Medicaid is the single largest payer for mental health services in the United States with nearly 12 million visits to U.S. hospital emergency departments. (These individuals had either a mental disorder, a substance abuse problem, or both.) Another shocking statistic from the U.S. Surgeon General claims that 11 percent of youth in the country have been diagnosed with a mental illness. Medicaid combats this growing problem by providing mental health services for vulnerable youth up to age 18 through therapeutic day treatment programs.
Unfortunately, the owner and operator of a day treatment program in North Carolina took advantage of this government-funded service to add a little here and a little there to her bills that were submitted to Medicaid. (She thought Medicaid wouldn’t notice.) Fortunately, the government healthcare program paid attention to the details in the overinflated bills and put a stop to the behavioral health service provider’s Medicaid fraud scheme that bilked the government agency out of nearly $373,000.
Services provided through therapeutic day treatment programs seek to help children and adolescents who suffer from unstable home situations, conduct disorders, adjustment problems, severe mood swings, school problems, rage outbursts, isolation, attention deficit disorder, depression and any other behavioral problems that affect troubled youth. The North Carolina mental health service provider used her certification as a bona fide Medicaid provider to submit false claims stating that she provided services to Medicaid recipients when she did not.
(The behavioral health provider inflated her bills to increase the size of her bank account.)
For more than three years, the woman added units of day treatment services to her bills for certain days and times when she did provide services, but not the amount she claimed. She also claimed that she provided services to patients, when she did not provide any at all. (Sometimes the patients were double booked at another facility where they actually received mental health treatment.) At other times, she billed for services provided even though the facility was closed for snow or for a national holiday. (It’s always the details that trip up fraudsters.) The owner also tried to bill for psychotherapy services as if they had been performed by a licensed medical doctor. (Investigators nipped that claim in the bud after interviewing the doctor who said he did not perform any psychotherapy services.)
The owner of the North Carolina-based mental health services business pleaded guilty to one count of Medicaid fraud for overbilling the government program in the amount of $372,917.74. (The total loss to Medicaid was $337,615.42. Think of all the youth who could have received critical mental health services for that amount of money.) Let’s hope that when this selfish woman is sentenced, she will receive an appropriate sentence along with the requirement to pay restitution in full. (She might receive prison time and be banned from participating as a Medicaid provider.) Whatever the punishment, it’s a given that she will never be able to make up for the lack of quality care she was entrusted to provide.
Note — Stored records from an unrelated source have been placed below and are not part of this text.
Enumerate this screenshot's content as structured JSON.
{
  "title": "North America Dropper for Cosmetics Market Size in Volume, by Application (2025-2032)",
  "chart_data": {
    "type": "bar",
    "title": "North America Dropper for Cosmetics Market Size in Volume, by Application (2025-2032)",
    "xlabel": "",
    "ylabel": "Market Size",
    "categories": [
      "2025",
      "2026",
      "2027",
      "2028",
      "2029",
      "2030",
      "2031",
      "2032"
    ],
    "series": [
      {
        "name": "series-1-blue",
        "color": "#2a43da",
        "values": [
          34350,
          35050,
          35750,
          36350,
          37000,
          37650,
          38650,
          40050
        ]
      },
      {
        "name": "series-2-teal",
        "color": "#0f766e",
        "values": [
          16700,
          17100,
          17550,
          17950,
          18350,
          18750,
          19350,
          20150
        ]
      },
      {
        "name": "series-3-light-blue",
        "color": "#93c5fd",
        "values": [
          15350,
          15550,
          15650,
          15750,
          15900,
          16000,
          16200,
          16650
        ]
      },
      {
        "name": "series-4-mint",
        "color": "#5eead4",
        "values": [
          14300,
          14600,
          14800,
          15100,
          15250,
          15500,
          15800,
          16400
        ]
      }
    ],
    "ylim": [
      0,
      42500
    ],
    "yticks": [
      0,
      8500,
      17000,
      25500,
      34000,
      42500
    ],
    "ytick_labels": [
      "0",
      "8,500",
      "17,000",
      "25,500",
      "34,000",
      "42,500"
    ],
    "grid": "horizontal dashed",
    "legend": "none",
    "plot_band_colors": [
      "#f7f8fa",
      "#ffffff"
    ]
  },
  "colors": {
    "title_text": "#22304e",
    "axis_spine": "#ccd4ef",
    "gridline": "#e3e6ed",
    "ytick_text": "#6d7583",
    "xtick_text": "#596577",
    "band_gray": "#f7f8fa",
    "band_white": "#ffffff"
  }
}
Today’s “Fraud of the Day” is based on a Department of Justice press release entitled, “Medicaid Fraud Provider Plea,” released March 29, 2019.
RALEIGH – Robert J. Higdon, Jr., United States Attorney for the Eastern District of North Carolina, announced that in federal court, United States Magistrate Judge Robert B. Jones, Jr. accepted a guilty plea in a health care fraud matter.
ANDREA BOATMAN HALL, now known as, ANDREA MONIQUE PURNELL, 32 years of age, from Sanford N.C., pled guilty to one count of Medicaid Provider Fraud.